A small type may live in `Type 0`. The type of small types may live in `Type 1`. This avoids making one type contain itself in an unrestricted way.

| Level         | Informal role                           |
| ------------- | --------------------------------------- |
| `Type 0`      | Ordinary mathematical objects           |
| `Type 1`      | Types whose elements are ordinary types |
| `Type 2`      | Types of larger type collections        |
| Higher levels | Further stratification                  |

Universes are usually invisible in ordinary mathematics. A textbook rarely says which universe a group, ring, or topological space belongs to. But the issue becomes important when building foundations, writing proof assistant code, or discussing categories of large objects.

For example, the category of all groups is large. Its objects are groups, and each group itself contains a set of elements. If we treat “all groups” as an ordinary set without care, we may run into size problems. Category theory handles this by distinguishing small categories, large categories, and universes.

Sets are convenient for extensional reasoning. Two sets are equal when they have the same elements.

```text
A = B  exactly when  every element of A is an element of B,
and every element of B is an element of A.
```

Types are convenient for intensional reasoning. The way an object is constructed can matter, and equality may require more structure. In many formal systems, converting between types must be explicit.

For example, the natural number `3`, the integer `3`, the rational number `3`, and the real number `3` may be treated as different typed objects connected by coercions.

```text
3 : N
3 : Z
3 : Q
3 : R
```

Informal mathematics often suppresses these distinctions. A proof assistant usually forces them to be specified.

This suppression is useful but dangerous. It makes mathematics readable, but it can hide assumptions. When a theorem states that a function is continuous, we must know the topology on the domain and codomain. When a theorem states that a sequence converges, we must know the ambient space. When a theorem states that a matrix is invertible, we must know the field or ring of coefficients.
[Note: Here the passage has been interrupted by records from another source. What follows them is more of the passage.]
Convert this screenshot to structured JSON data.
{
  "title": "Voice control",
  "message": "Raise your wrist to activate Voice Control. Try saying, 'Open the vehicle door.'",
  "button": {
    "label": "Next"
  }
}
The phrase “let `x` be an object” is incomplete until we know the setting.

A good mathematical statement declares enough context for its symbols to be meaningful. For example:

```text
Let V be a finite-dimensional vector space over a field k.
Let T : V → V be a linear map.
```

This gives the carrier, scalar field, dimension assumption, and structure-preserving map. Later statements about eigenvalues, invariant subspaces, or determinants now have a defined setting.
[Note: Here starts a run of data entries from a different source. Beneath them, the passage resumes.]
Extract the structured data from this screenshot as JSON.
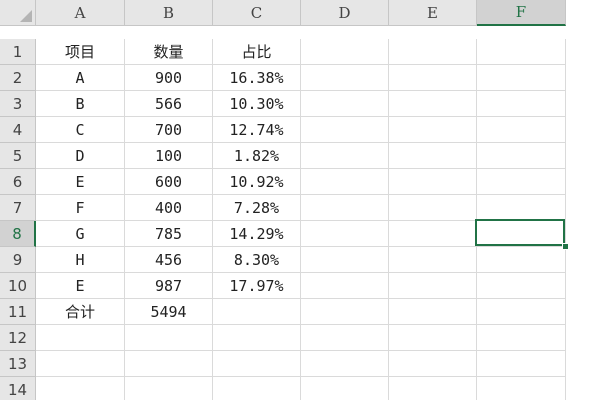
{
  "columns": [
    "A",
    "B",
    "C",
    "D",
    "E",
    "F"
  ],
  "rows": [
    "1",
    "2",
    "3",
    "4",
    "5",
    "6",
    "7",
    "8",
    "9",
    "10",
    "11",
    "12",
    "13",
    "14"
  ],
  "active_cell": {
    "column": "F",
    "row": "8"
  },
  "cells": [
    [
      "项目",
      "数量",
      "占比",
      "",
      "",
      ""
    ],
    [
      "A",
      "900",
      "16.38%",
      "",
      "",
      ""
    ],
    [
      "B",
      "566",
      "10.30%",
      "",
      "",
      ""
    ],
    [
      "C",
      "700",
      "12.74%",
      "",
      "",
      ""
    ],
    [
      "D",
      "100",
      "1.82%",
      "",
      "",
      ""
    ],
    [
      "E",
      "600",
      "10.92%",
      "",
      "",
      ""
    ],
    [
      "F",
      "400",
      "7.28%",
      "",
      "",
      ""
    ],
    [
      "G",
      "785",
      "14.29%",
      "",
      "",
      ""
    ],
    [
      "H",
      "456",
      "8.30%",
      "",
      "",
      ""
    ],
    [
      "E",
      "987",
      "17.97%",
      "",
      "",
      ""
    ],
    [
      "合计",
      "5494",
      "",
      "",
      "",
      ""
    ],
    [
      "",
      "",
      "",
      "",
      "",
      ""
    ],
    [
      "",
      "",
      "",
      "",
      "",
      ""
    ],
    [
      "",
      "",
      "",
      "",
      "",
      ""
    ]
  ],
  "colors": {
    "accent": "#217346",
    "header_bg": "#e6e6e6",
    "gridline": "#dadada"
  }
}
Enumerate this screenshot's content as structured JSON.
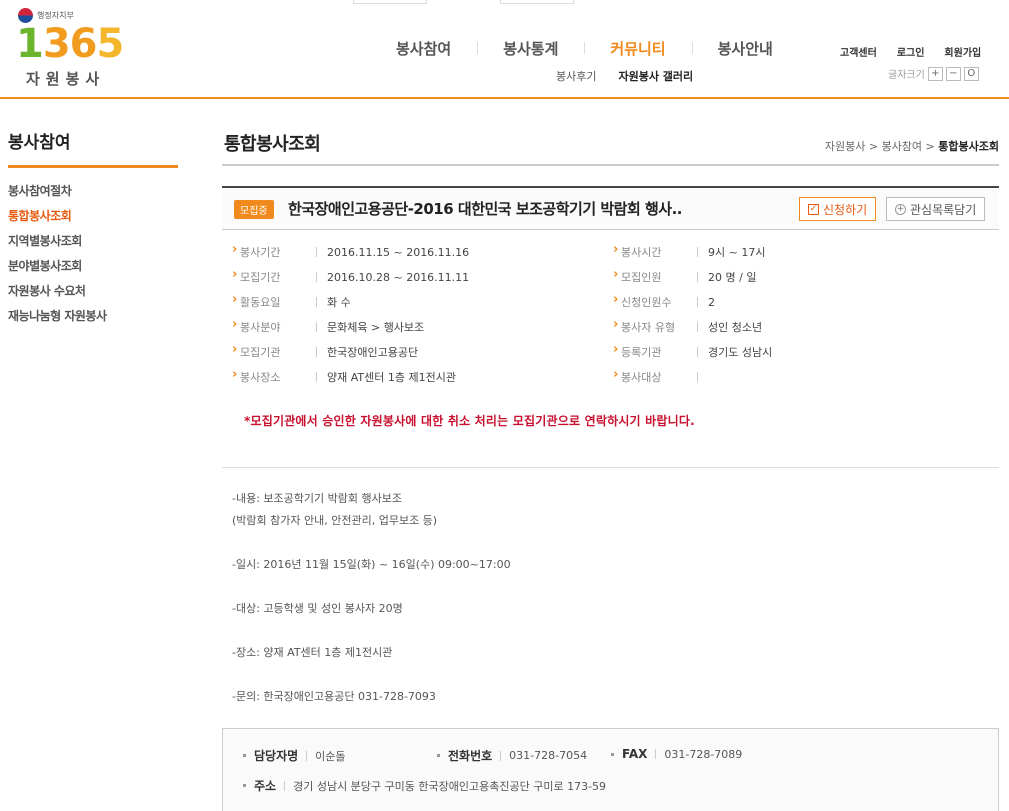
{
  "header": {
    "ministry": "행정자치부",
    "logo_number": {
      "one": "1",
      "six": "36",
      "five": "5"
    },
    "logo_sub": "자원봉사",
    "gnb": [
      {
        "label": "봉사참여"
      },
      {
        "label": "봉사통계"
      },
      {
        "label": "커뮤니티"
      },
      {
        "label": "봉사안내"
      }
    ],
    "subnav": [
      {
        "label": "봉사후기"
      },
      {
        "label": "자원봉사 갤러리"
      }
    ],
    "util": [
      {
        "label": "고객센터"
      },
      {
        "label": "로그인"
      },
      {
        "label": "회원가입"
      }
    ],
    "fontsize_label": "글자크기",
    "fontsize_plus": "+",
    "fontsize_minus": "−",
    "fontsize_reset": "O"
  },
  "lnb": {
    "title": "봉사참여",
    "items": [
      {
        "label": "봉사참여절차"
      },
      {
        "label": "통합봉사조회"
      },
      {
        "label": "지역별봉사조회"
      },
      {
        "label": "분야별봉사조회"
      },
      {
        "label": "자원봉사 수요처"
      },
      {
        "label": "재능나눔형 자원봉사"
      }
    ]
  },
  "content": {
    "title": "통합봉사조회",
    "breadcrumb": {
      "a": "자원봉사",
      "b": "봉사참여",
      "c": "통합봉사조회",
      "sep": ">"
    },
    "badge": "모집중",
    "volunteer_title": "한국장애인고용공단-2016 대한민국 보조공학기기 박람회 행사..",
    "apply_label": "신청하기",
    "wish_label": "관심목록담기",
    "details_left": [
      {
        "label": "봉사기간",
        "value": "2016.11.15 ~ 2016.11.16"
      },
      {
        "label": "모집기간",
        "value": "2016.10.28 ~ 2016.11.11"
      },
      {
        "label": "활동요일",
        "value": "화 수"
      },
      {
        "label": "봉사분야",
        "value": "문화체육 > 행사보조"
      },
      {
        "label": "모집기관",
        "value": "한국장애인고용공단"
      },
      {
        "label": "봉사장소",
        "value": "양재 AT센터 1층 제1전시관"
      }
    ],
    "details_right": [
      {
        "label": "봉사시간",
        "value": "9시 ~ 17시"
      },
      {
        "label": "모집인원",
        "value": "20 명 / 일"
      },
      {
        "label": "신청인원수",
        "value": "2"
      },
      {
        "label": "봉사자 유형",
        "value": "성인 청소년"
      },
      {
        "label": "등록기관",
        "value": "경기도 성남시"
      },
      {
        "label": "봉사대상",
        "value": ""
      }
    ],
    "notice": "*모집기관에서 승인한 자원봉사에 대한 취소 처리는 모집기관으로 연락하시기 바랍니다.",
    "description": {
      "line1": "-내용: 보조공학기기 박람회 행사보조",
      "line2": "(박람회 참가자 안내, 안전관리, 업무보조 등)",
      "line3": "-일시: 2016년 11월 15일(화) ~ 16일(수) 09:00~17:00",
      "line4": "-대상: 고등학생 및 성인 봉사자 20명",
      "line5": "-장소: 양재 AT센터 1층 제1전시관",
      "line6": "-문의: 한국장애인고용공단 031-728-7093"
    },
    "contact": {
      "manager_label": "담당자명",
      "manager": "이순돌",
      "phone_label": "전화번호",
      "phone": "031-728-7054",
      "fax_label": "FAX",
      "fax": "031-728-7089",
      "address_label": "주소",
      "address": "경기 성남시 분당구 구미동 한국장애인고용촉진공단 구미로 173-59"
    }
  }
}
Poorly specified context leads to false or ambiguous claims. The equation:

```text
x^2 + 1 = 0
```

has no solution in the real numbers, but it has two solutions in the complex numbers. The truth of a statement depends on the universe in which it is interpreted.

| Statement                                           | Context          | Result          |
| --------------------------------------------------- | ---------------- | --------------- |
| `x^2 + 1 = 0`                                       | `x ∈ R`          | No solution     |
| `x^2 + 1 = 0`                                       | `x ∈ C`          | Solutions exist |
| Every nonzero element has an inverse                | Integers         | False           |
| Every nonzero element has an inverse                | Rational numbers | True            |
| Every bounded sequence has a convergent subsequence | Real numbers     | True            |
| Every bounded sequence has a convergent subsequence | Rational numbers | False           |

The lesson is direct: objects, statements, and proofs live inside a chosen context.
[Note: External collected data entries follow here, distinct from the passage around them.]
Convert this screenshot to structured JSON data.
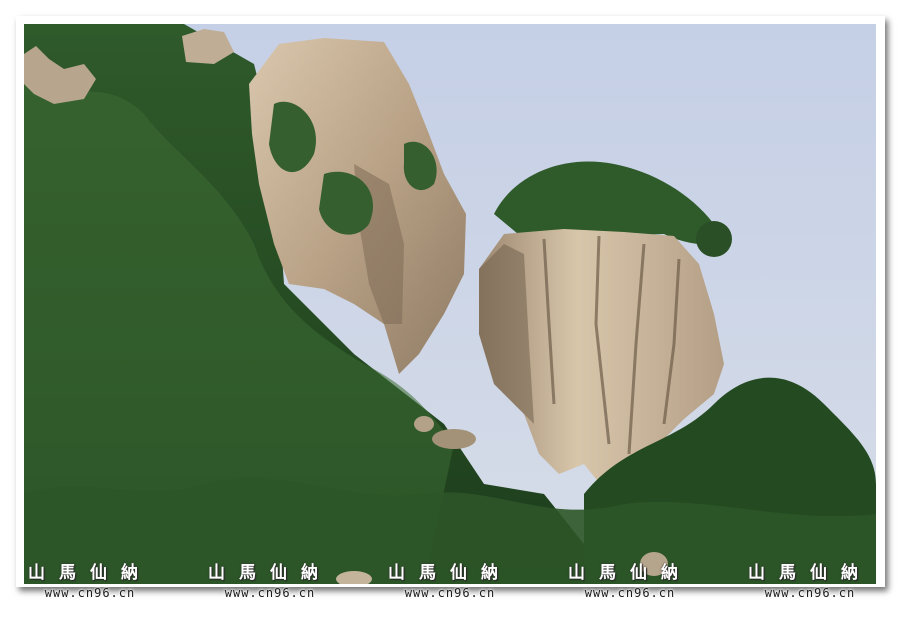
{
  "photo": {
    "subject": "granite-cliff-with-pines",
    "colors": {
      "sky": "#c8d3e8",
      "rock": "#c9b49a",
      "foliage": "#2f5a2a",
      "frame": "#ffffff"
    }
  },
  "watermarks": {
    "seal_text": "山馬仙納",
    "url": "www.cn96.cn",
    "repeat": 5
  }
}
Sets, types, and universes are not competing notations only. They represent different attitudes toward mathematical organization.

Sets ask: what elements belong to this collection?

Types ask: what kind of object is this expression allowed to be?

Universes ask: how large is the domain we are quantifying over?

A working mathematician often uses all three ideas informally. A formal system forces the distinctions to become precise. The best practice is to write enough context for the reader to know which objects exist, which operations are valid, and which equality relation is being used.

Mathematics becomes safer when every symbol has a home.